Aby Warburg tarafından ders ve konferanslarında sıklıkla kullanılan imgeler, sembolik değerlerinin yanı sıra erken modernizm ile görünür hâle gelen sıkıntılı bir gelecek endişesi ve huzurluklar bağlamında da irdelenmektedir. Bu kapsamda, toplumsal ve kültürel uygulamaların kökenlerine ilgi duyan Warburg’un, Kuzey Amerika’da yaşayan Pueblo Kızılderililerinin kültürlerine ait Yılan Dansı ritüelini araştırması ilginç ve önemli bir konudur. (1Warburg burada, hem ortak belleğin katmanlarına bulaşan, dahası eskinin derinliğine nüfuz eden, hem de yeni şeylerin bir arada korunduğu karmaşık bir yapının kökenlerine ve özgün niteliklerine ulaşma çabası içindedir. Arkaik bir ritüelin teatral alanında ve/veya dağılmış bir belleğin yıkıntıları arasında dolaşırken, aykırı bir psişik deneyim yaşadığının da farkındadır. (2

görüntünün kökenlerine yolculuk

Kültürlerarası akışta hâlâ sürdürülen geleneksel bir olgunun kökenlerini ifşa eden bu araştırma, ironik bir sihirli gücün yarattığı yanılsama üzerine yoğunlaşmaktadır. Yağmur duası olarak da bilinen, yerlilerin şimşek timsali yılanlarla gerçekleştirdiği bu tehlikeli dans, yaşamsal bir buluşma ve kapışmadan öte anlamlar içermektedir. Bu durumu, dirimsel bir ruhun kendini sihirle bütünleyen etnolojik bir mirası olarak gören ve değerlendiren Warburg; tarihsel ve sosyal bir vaka olarak (günümüzde de devam etmekte olan bu inanış üzerinden) empati kurmaktadır. Bu kültürel dinamiğin, (yılan figürünün simgesel dolaşımı ve değişimi üzerinden) sonraki tarihsel katmanlara atıflarda bulunduğu, dahası klâsik dönem sanatında imgelemi belirleyen psiko-sosyal bir etken olduğu fikrine ulaşır. Bu bakımdan, arkaik kültürün ilksel niteliği ve öteki yaşamdaki varlığı ile güncel irdelemelerin ana eksenini oluşturması, bu tür yabansı ve tuhaf ritüellerin içerdiği psişik parıltıyla alâkalıdır. Özetle, zamanını aşan kültürel bir eylem olarak, ilerlemenin eleştirisine de ışık tutan bu metafizik ritüel; zihinsel kışkırtıcılığı ile bedeni harekete geçiren, egzotik bir hayal gücünün öncülüğünde gerçekleşen, kozmik boyutlarını koruyan, doğa ile kurulmuş bir varoluş döngüsüdür. Kültürlerarası geçiş sürecinde, diyalektik bir dilin yarattığı oyun alanında, ilkel ve itici güçlerle ilişkili bir fantezi, içkin bir meşrulaştırma girişimi ve ikna çabası olarak görülmelidir. Dolayısıyla Warburg’un bakışında, organik ve zamanlararası bir bütünselliğin kaynağına dönüşen bu kurmacanın, teatral gösterim değerini aşarak, kültürel araştırmalara ışık tuttuğunu ayrıca belirtmek gerekir.

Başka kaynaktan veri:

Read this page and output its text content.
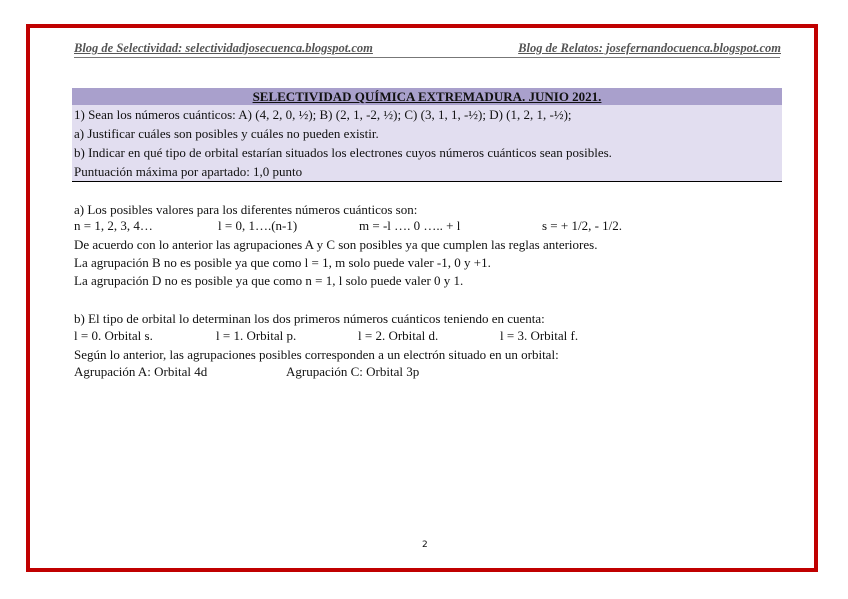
Blog de Selectividad: selectividadjosecuenca.blogspot.com	Blog de Relatos: josefernandocuenca.blogspot.com
SELECTIVIDAD QUÍMICA EXTREMADURA. JUNIO 2021.
1) Sean los números cuánticos: A) (4, 2, 0, ½); B) (2, 1, -2, ½); C) (3, 1, 1, -½); D) (1, 2, 1, -½);
a) Justificar cuáles son posibles y cuáles no pueden existir.
b) Indicar en qué tipo de orbital estarían situados los electrones cuyos números cuánticos sean posibles.
Puntuación máxima por apartado: 1,0 punto
a) Los posibles valores para los diferentes números cuánticos son:
n = 1, 2, 3, 4…	l = 0, 1….(n-1)	m = -l …. 0 ….. + l	s = + 1/2, - 1/2.
De acuerdo con lo anterior las agrupaciones A y C son posibles ya que cumplen las reglas anteriores.
La agrupación B no es posible ya que como l = 1, m solo puede valer -1, 0 y +1.
La agrupación D no es posible ya que como n = 1, l solo puede valer 0 y 1.
b) El tipo de orbital lo determinan los dos primeros números cuánticos teniendo en cuenta:
l = 0. Orbital s.	l = 1. Orbital p.	l = 2. Orbital d.	l = 3. Orbital f.
Según lo anterior, las agrupaciones posibles corresponden a un electrón situado en un orbital:
Agrupación A: Orbital 4d	Agrupación C: Orbital 3p
2
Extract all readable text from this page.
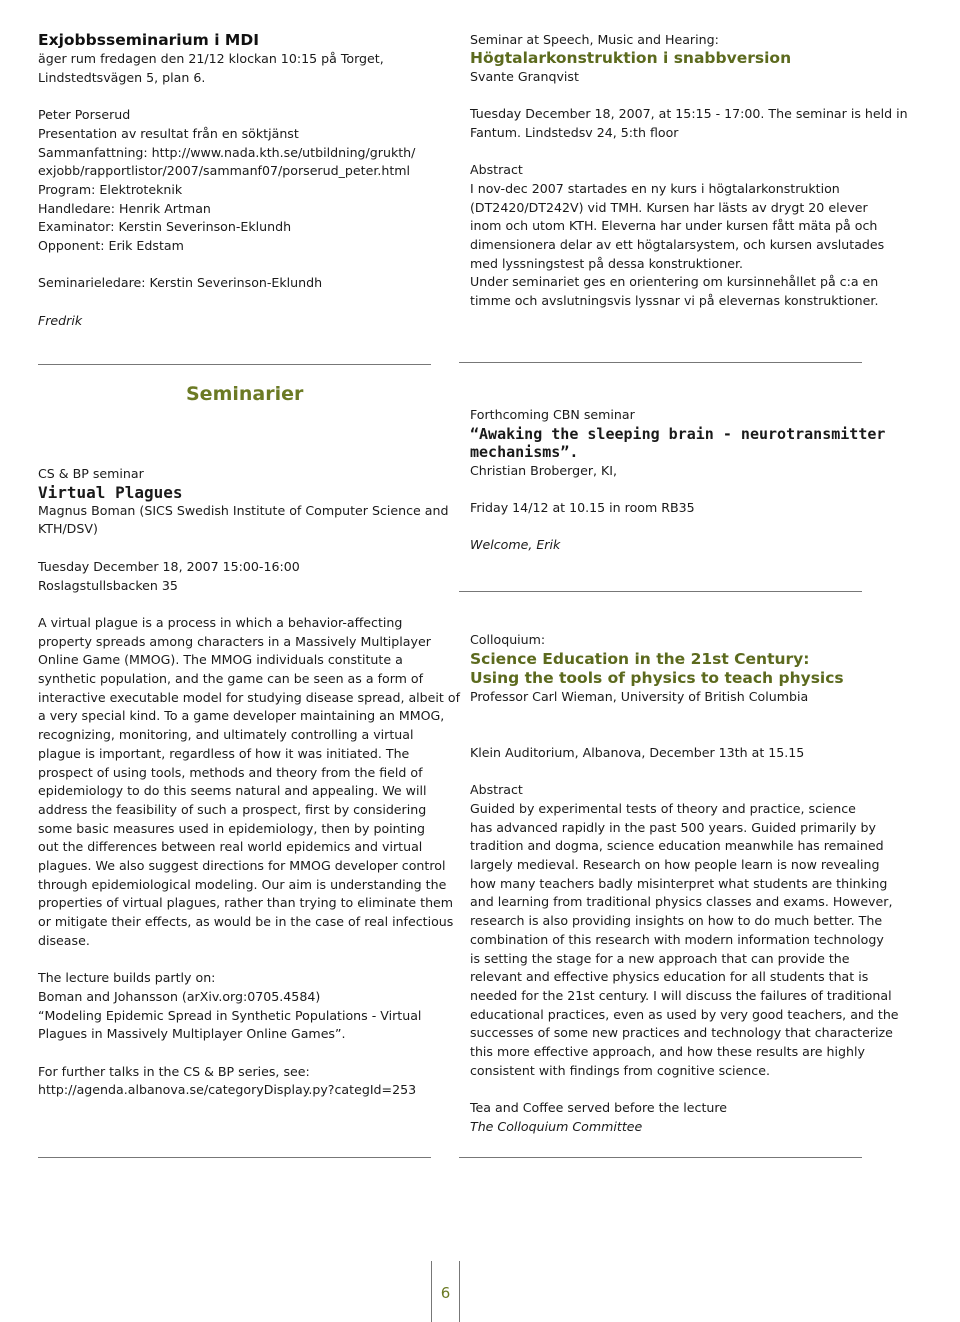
Exjobbsseminarium i MDI
äger rum fredagen den 21/12 klockan 10:15 på Torget,
Lindstedtsvägen 5, plan 6.
Peter Porserud
Presentation av resultat från en söktjänst
Sammanfattning: http://www.nada.kth.se/utbildning/grukth/
exjobb/rapportlistor/2007/sammanf07/porserud_peter.html
Program: Elektroteknik
Handledare: Henrik Artman
Examinator: Kerstin Severinson-Eklundh
Opponent: Erik Edstam
Seminarieledare: Kerstin Severinson-Eklundh
Fredrik
Seminar at Speech, Music and Hearing:
Högtalarkonstruktion i snabbversion
Svante Granqvist
Tuesday December 18, 2007, at 15:15 - 17:00. The seminar is held in
Fantum. Lindstedsv 24, 5:th floor
Abstract
I nov-dec 2007 startades en ny kurs i högtalarkonstruktion
(DT2420/DT242V) vid TMH. Kursen har lästs av drygt 20 elever
inom och utom KTH. Eleverna har under kursen fått mäta på och
dimensionera delar av ett högtalarsystem, och kursen avslutades
med lyssningstest på dessa konstruktioner.
Under seminariet ges en orientering om kursinnehållet på c:a en
timme och avslutningsvis lyssnar vi på elevernas konstruktioner.
Seminarier
CS & BP seminar
Virtual Plagues
Magnus Boman (SICS Swedish Institute of Computer Science and
KTH/DSV)
Tuesday December 18, 2007 15:00-16:00
Roslagstullsbacken 35
A virtual plague is a process in which a behavior-affecting
property spreads among characters in a Massively Multiplayer
Online Game (MMOG). The MMOG individuals constitute a
synthetic population, and the game can be seen as a form of
interactive executable model for studying disease spread, albeit of
a very special kind. To a game developer maintaining an MMOG,
recognizing, monitoring, and ultimately controlling a virtual
plague is important, regardless of how it was initiated. The
prospect of using tools, methods and theory from the field of
epidemiology to do this seems natural and appealing. We will
address the feasibility of such a prospect, first by considering
some basic measures used in epidemiology, then by pointing
out the differences between real world epidemics and virtual
plagues. We also suggest directions for MMOG developer control
through epidemiological modeling. Our aim is understanding the
properties of virtual plagues, rather than trying to eliminate them
or mitigate their effects, as would be in the case of real infectious
disease.
The lecture builds partly on:
Boman and Johansson (arXiv.org:0705.4584)
“Modeling Epidemic Spread in Synthetic Populations - Virtual
Plagues in Massively Multiplayer Online Games”.
For further talks in the CS & BP series, see:
http://agenda.albanova.se/categoryDisplay.py?categId=253
Forthcoming CBN seminar
“Awaking the sleeping brain - neurotransmitter
mechanisms”.
Christian Broberger, KI,
Friday 14/12 at 10.15 in room RB35
Welcome, Erik
Colloquium:
Science Education in the 21st Century:
Using the tools of physics to teach physics
Professor Carl Wieman, University of British Columbia
Klein Auditorium, Albanova, December 13th at 15.15
Abstract
Guided by experimental tests of theory and practice, science
has advanced rapidly in the past 500 years. Guided primarily by
tradition and dogma, science education meanwhile has remained
largely medieval. Research on how people learn is now revealing
how many teachers badly misinterpret what students are thinking
and learning from traditional physics classes and exams. However,
research is also providing insights on how to do much better. The
combination of this research with modern information technology
is setting the stage for a new approach that can provide the
relevant and effective physics education for all students that is
needed for the 21st century. I will discuss the failures of traditional
educational practices, even as used by very good teachers, and the
successes of some new practices and technology that characterize
this more effective approach, and how these results are highly
consistent with findings from cognitive science.
Tea and Coffee served before the lecture
The Colloquium Committee
6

Aby Warburg, iki savaş arasında sıkışan ruhsal özgürlük arayışında; imgelerin kendi öznel dünyasındaki karşılığını çağrışımsal olarak sorgulayan ve her seferinde bir iç dönüşüm gerçekleştiren bir bilim adamı ve kuramcıdır. Pueblo Yerlilerinin yaşamlarında gözlemlediği temaşa deneyimi, onu kendi gerçekliğiyle buluşturan mistik bir deneyime dönüşebilmektedir. Bu doğrultuda Yılan Dansı mistisizminin ve yarattığı itkinin, yıllar sonra tedavi sürecine denk gelen bir zamanda ortaya çıkması, iyileşmesini ve gerekli motivasyona ulaşmasını sağlaması açısından ilginçtir. Sınırsız bir karmaşıklıkla boğuşan bir psikolojinin, ilkel bir kabilede duyumsadığı şeylerle, kültürel çok anlamlılığa sahip bir ritüelin yarattığı inanç ve sihirli güçlerle ilişkili gözlemlediği özgürleştirici deneyim ve gerçeklik algısı, tam da bu yüzden irdelenmeye değerdir.

notlar

1   Yılan Dansı, bahar yağmurları için yerlilerin yüzyıllardır yaptıkları bir danstır. Önce dans alanına yaşadıkları coğrafyayı betimleyen geometrik bir motif çizilir. Motifteki düzlük ve tepelerin arasına yılan biçiminde şimşekler eklenir. Çiziminin ardından dansçılar bu motifin etrafından çember formunda hipnotik bir dansa başlar. Hemen ardından onlarca zehirli yılan bu çemberin ortasındaki motifin üzerine bırakılır. Motif ve yılanlar birbirlerine karışıp ayırt edilemez hâle geldiklerinde ise dansçılar teker teker bu yılanları dişleriyle tutarak çemberin dışına taşır ve dileklerini iletmeleri için çöle geri bırakır. Warburg’a göre bu dans, insanlığın üstesinden gelmesi gereken içsel ve dışsal şeytani güçleri sembolize etmektedir. Primitif düşüncenin, sembolik düzeyde (yılanın şimşek ve yağmurla eşleşmesinden dolayı) bir yandan doğanın güçlerine karşı etkili olacağına olan daimi inancı vurgularken, öte yandan zehirli hayvan ile birebir temasın getirdiği aşkın kendinden geçişe de dikkatimizi çekmektedir.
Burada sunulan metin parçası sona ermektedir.